O jiu-jítsu moderno exige cada vez mais INTENSIDADE e portanto preparo físico, inteligência no treino e respeito aos limites do corpo são fundamentais. Mas por que alguns atletas conseguem evoluir tanto em tão pouco tempo, enquanto outros travam, mesmo treinando com disciplina? Fazem o mesmo treino e desenvolvem diferente?
Encontramos as respostas na ciência do treinamento esportivo que estuda não apenas o movimoento. Princípios como individualidade biológica, sobrecarga progressiva, periodização e adaptação fisiológica são fundamentais para a construção de uma performance sólida e sustentável. Entender como o corpo responde aos estímulos certos, no tempo certo, é um dos segredos para romper platôs e atingir o alto nível técnico e físico.
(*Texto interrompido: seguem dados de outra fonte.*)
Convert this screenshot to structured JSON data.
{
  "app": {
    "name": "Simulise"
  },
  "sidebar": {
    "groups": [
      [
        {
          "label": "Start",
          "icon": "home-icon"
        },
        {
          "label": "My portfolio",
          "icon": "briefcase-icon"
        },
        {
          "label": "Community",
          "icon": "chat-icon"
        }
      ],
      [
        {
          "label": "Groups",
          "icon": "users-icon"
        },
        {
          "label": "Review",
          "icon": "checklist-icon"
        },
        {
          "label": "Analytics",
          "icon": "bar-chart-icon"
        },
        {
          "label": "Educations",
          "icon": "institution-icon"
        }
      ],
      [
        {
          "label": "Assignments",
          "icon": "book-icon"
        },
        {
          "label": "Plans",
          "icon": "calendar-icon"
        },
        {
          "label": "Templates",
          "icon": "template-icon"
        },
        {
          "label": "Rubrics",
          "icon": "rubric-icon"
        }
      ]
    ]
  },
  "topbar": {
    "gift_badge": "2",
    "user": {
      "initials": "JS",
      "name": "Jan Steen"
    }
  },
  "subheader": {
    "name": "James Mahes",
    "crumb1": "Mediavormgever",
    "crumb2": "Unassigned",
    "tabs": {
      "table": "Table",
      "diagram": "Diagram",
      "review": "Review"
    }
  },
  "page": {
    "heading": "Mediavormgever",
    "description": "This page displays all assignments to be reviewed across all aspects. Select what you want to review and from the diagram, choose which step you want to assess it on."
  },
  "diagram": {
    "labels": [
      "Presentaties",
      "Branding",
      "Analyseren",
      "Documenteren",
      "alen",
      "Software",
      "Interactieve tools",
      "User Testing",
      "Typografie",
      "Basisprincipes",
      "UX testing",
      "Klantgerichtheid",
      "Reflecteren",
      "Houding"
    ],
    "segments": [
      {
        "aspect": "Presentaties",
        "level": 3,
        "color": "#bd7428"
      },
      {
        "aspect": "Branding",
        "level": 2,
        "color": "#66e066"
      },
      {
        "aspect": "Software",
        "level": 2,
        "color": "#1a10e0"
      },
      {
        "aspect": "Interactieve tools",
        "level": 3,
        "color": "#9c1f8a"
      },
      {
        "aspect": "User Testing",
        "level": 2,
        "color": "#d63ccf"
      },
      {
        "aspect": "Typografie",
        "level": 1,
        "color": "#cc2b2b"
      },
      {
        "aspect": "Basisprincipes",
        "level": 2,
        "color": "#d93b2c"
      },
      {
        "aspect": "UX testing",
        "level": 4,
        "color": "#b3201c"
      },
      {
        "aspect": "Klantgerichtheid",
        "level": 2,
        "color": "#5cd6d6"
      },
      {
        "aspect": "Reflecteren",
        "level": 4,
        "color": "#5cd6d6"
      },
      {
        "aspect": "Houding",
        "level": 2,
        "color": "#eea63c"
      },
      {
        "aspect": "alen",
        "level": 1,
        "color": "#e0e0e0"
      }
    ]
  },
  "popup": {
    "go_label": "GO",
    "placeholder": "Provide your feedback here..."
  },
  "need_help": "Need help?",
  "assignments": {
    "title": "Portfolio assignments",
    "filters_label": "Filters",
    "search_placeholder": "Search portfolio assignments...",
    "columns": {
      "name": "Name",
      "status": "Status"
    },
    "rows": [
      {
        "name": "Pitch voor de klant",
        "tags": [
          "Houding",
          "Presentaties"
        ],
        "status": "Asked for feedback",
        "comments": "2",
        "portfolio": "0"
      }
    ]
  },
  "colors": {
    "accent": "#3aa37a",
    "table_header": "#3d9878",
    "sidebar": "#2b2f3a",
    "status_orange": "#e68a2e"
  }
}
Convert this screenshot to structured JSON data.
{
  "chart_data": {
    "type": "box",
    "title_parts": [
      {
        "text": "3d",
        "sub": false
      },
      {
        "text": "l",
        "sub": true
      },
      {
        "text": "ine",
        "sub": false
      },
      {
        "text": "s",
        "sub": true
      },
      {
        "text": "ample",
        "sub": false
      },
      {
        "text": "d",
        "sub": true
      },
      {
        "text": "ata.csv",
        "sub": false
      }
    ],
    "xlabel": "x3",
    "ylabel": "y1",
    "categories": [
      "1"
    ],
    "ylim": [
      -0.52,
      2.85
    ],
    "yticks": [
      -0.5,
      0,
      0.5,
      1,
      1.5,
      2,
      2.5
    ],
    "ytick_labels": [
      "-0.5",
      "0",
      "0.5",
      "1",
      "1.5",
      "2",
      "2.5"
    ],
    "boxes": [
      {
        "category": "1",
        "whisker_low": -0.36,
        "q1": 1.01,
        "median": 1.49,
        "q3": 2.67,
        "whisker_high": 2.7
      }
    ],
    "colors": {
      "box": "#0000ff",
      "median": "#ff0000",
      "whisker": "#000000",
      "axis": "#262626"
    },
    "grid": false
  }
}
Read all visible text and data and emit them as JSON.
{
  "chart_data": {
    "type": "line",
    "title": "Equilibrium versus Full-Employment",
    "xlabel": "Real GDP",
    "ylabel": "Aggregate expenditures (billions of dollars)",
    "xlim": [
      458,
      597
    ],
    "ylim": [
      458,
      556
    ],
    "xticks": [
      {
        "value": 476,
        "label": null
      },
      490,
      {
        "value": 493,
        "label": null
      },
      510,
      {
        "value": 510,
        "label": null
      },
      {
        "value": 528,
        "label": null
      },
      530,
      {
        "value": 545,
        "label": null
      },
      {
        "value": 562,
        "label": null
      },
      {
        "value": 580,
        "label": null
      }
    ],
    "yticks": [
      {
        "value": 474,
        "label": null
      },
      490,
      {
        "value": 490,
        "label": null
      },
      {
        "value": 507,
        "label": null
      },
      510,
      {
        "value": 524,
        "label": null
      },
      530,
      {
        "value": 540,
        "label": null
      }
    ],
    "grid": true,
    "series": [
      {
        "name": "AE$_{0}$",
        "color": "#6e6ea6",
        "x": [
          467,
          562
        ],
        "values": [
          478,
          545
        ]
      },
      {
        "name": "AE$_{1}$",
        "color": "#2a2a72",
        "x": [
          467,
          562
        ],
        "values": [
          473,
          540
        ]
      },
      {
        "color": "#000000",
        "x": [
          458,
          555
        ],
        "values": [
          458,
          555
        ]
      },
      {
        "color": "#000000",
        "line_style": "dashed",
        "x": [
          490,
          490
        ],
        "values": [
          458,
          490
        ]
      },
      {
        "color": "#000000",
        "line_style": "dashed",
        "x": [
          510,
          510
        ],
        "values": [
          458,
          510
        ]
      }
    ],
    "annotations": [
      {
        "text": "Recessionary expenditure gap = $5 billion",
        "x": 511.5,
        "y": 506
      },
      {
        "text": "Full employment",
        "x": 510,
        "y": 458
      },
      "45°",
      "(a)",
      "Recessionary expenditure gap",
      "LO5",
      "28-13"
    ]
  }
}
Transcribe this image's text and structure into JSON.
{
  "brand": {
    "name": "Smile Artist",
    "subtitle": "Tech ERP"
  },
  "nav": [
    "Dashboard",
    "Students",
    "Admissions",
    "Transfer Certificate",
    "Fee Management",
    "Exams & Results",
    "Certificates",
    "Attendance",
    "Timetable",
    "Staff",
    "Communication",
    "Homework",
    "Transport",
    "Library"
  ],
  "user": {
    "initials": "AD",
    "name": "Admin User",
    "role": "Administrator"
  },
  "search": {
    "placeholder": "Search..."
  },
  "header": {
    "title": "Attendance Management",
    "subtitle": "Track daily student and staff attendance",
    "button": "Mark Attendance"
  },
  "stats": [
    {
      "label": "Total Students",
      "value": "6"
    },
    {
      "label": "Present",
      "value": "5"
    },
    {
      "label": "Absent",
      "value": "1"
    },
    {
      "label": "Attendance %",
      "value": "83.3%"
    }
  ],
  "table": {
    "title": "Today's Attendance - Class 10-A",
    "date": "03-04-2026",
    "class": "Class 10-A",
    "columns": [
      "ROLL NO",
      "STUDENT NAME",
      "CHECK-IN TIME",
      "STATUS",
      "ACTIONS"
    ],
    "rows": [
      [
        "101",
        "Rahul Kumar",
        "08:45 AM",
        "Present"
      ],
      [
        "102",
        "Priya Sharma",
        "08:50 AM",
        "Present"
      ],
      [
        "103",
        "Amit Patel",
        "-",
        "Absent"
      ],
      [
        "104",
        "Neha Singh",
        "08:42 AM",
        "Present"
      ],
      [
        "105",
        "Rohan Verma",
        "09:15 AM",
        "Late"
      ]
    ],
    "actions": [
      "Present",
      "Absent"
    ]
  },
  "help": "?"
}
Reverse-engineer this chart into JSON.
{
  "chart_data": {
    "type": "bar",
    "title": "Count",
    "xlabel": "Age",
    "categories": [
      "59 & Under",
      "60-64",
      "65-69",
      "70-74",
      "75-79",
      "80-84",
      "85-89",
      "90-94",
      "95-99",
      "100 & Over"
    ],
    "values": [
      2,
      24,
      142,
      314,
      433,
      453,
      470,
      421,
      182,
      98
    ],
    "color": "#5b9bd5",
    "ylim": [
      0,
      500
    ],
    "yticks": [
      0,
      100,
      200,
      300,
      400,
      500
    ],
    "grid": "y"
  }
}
A ciência já demostrou que programas de preparação física bem estruturados podem reduzir em até 40% o risco de lesões e melhorar de forma significativa a performance neuromuscular em esportes de combate. No jiu-jítsu, onde a combinação de força, resistência, flexibilidade e explosão é constantemente exigida, aplicar esses princípios faz toda a diferença.
Convidamos o Professor Fontes (@fontesjuniorpersonal) que também é faixa preta, referência nacional em preparação física voltada ao jiu-jítsu competitivo para responder algumas das duvidas mais comuns do tema. Sua atuação com atletas de alto rendimento traz uma visão prática, atualizada e baseada em evidência sobre o que realmente funciona dentro e fora dos tatames.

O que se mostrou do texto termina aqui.